Para tener una mejor fotografía, Car and Driver destacaba que un coche tan de nicho como el Toyota GR Yaris ya se había situado en 12.000 unidades. O que le Volkswagen ID.4 ya había conseguido poner en el mercado más de 20.000 unidades. Y las previsiones sólo apuntan a que el mercado mundial de coches eléctricos seguirá creciendo.

¡El futuro es híbrido! Para justificar esta decisión, Toyota ha puesto un ejemplo muy visual: con cada batería de 100 kWh de capacidad, el fabricante puede producir 90 Toyota Prius híbridos eléctricos y seis Toyota RAV4 híbridos enchufables. Es decir, Toyota sigue prefiriendo vender a volumen en lugar de menos unidades a un mayor precio, como sí anunció Volkswagen.

"El tiempo está de nuestro lado. Esta escasez, no sólo de materiales para baterías, sino también de infraestructura de recarga, dejará muy claro que no hay una solución única para todos, y que la mejor respuesta es, en realidad, una mezcla de distintos tipos de vehículos", aseguraba Gill Pratt, jefe científico de Toyota a Automotive News.

A vueltas con el coche eléctrico. Las declaraciones están en consonancia con las expectativas que la marca tiene puestas en las tecnologías del futuro. En Toyota se han cansado de decir por activa y por pasiva que no creen en el coche eléctrico como alternativa única a los motores de combustión.

La firma hace tiempo que busca soluciones debajo de las piedras al coche eléctrico. Desde una apuesta firme por la hibridación (enchufable o no) hasta los usos más inesperados del hidrógeno, desde la pila de combustible hasta cartuchos, pasando por su quema en motores de combustión.

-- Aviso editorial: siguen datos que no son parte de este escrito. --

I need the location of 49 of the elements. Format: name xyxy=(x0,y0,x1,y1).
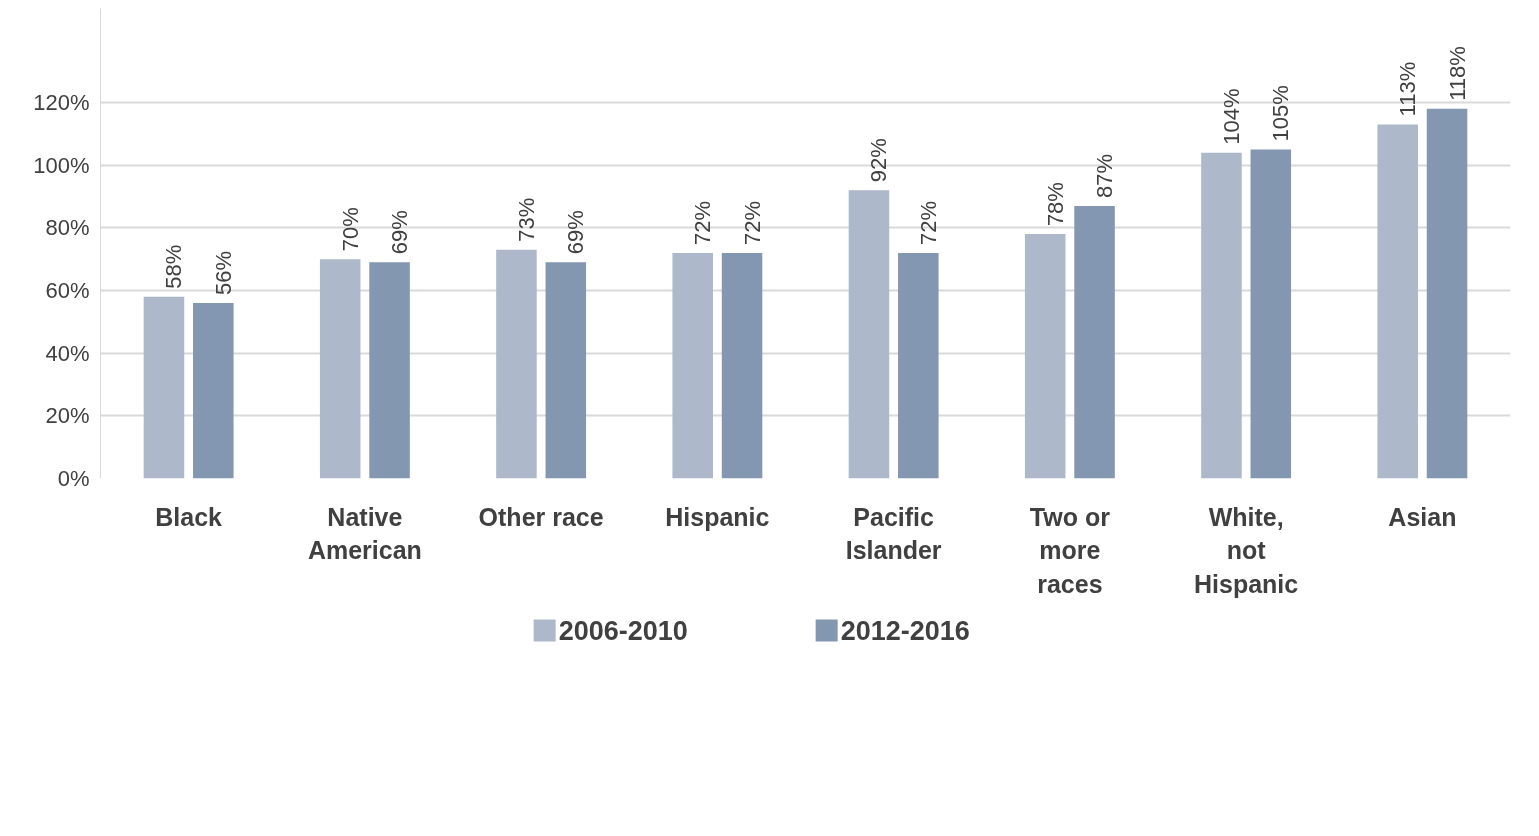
bar xyxy=(369,262,410,479)
data-label: 87% xyxy=(1092,153,1118,198)
data-label: 58% xyxy=(161,244,187,289)
bar xyxy=(1426,108,1468,479)
x-tick-label: Hispanic xyxy=(665,502,770,531)
bar xyxy=(1201,152,1242,479)
x-tick-label: Pacific Islander xyxy=(845,502,942,565)
bar xyxy=(143,296,185,479)
bar xyxy=(1024,234,1066,479)
bar xyxy=(1377,124,1418,479)
x-tick-label: Asian xyxy=(1388,502,1457,531)
data-label: 69% xyxy=(387,210,413,255)
data-label: 69% xyxy=(563,210,589,255)
data-label: 104% xyxy=(1218,88,1244,145)
bar xyxy=(672,252,713,479)
data-label: 70% xyxy=(337,207,363,252)
legend-label: 2006-2010 xyxy=(558,616,688,646)
bar xyxy=(1074,205,1115,479)
y-tick-label: 60% xyxy=(45,278,90,303)
x-tick-label: Two or more races xyxy=(1029,502,1111,598)
data-label: 78% xyxy=(1042,182,1068,227)
y-tick-label: 40% xyxy=(45,340,90,366)
data-label: 73% xyxy=(513,197,539,242)
y-tick-label: 0% xyxy=(57,466,90,491)
bar xyxy=(848,190,890,479)
data-label: 56% xyxy=(210,250,236,296)
bar xyxy=(721,252,763,479)
data-label: 72% xyxy=(915,200,941,245)
bar xyxy=(545,262,587,479)
data-label: 92% xyxy=(866,138,892,183)
legend-label: 2012-2016 xyxy=(840,616,970,646)
x-tick-label: Other race xyxy=(478,502,604,531)
data-label: 118% xyxy=(1444,46,1470,101)
bar xyxy=(496,249,537,479)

Algo hay. Pese a todo, puede que no todos en Toyota piensen igual. El fracaso del lanzamiento del Toyota bZ4x ha hecho que la compañía se esté replanteando cambiar por completo su hoja de ruta. En 2021 anunciaron que lanzarían hasta 30 modelos con diferentes tamaños de batería antes de 2030. Según Reuters, todo ha quedado en papel mojado. La firma está estudiando el desarrollo de una nueva plataforma  con una inversión de 38.000 millones de dólares mediante.

En abril, Akido Toyoda, su CEO desde 2009 y nieto del fundador de la empresa, dejará la compañía. Toyoda ha sido uno de los grandes críticos con el coche eléctrico y su gestión se ha basado en dos grandes planes de futuro: dotar a Toyota de una pátina deportiva perdida en los años anteriores a su entrada y el hidrógeno como energía salvadora.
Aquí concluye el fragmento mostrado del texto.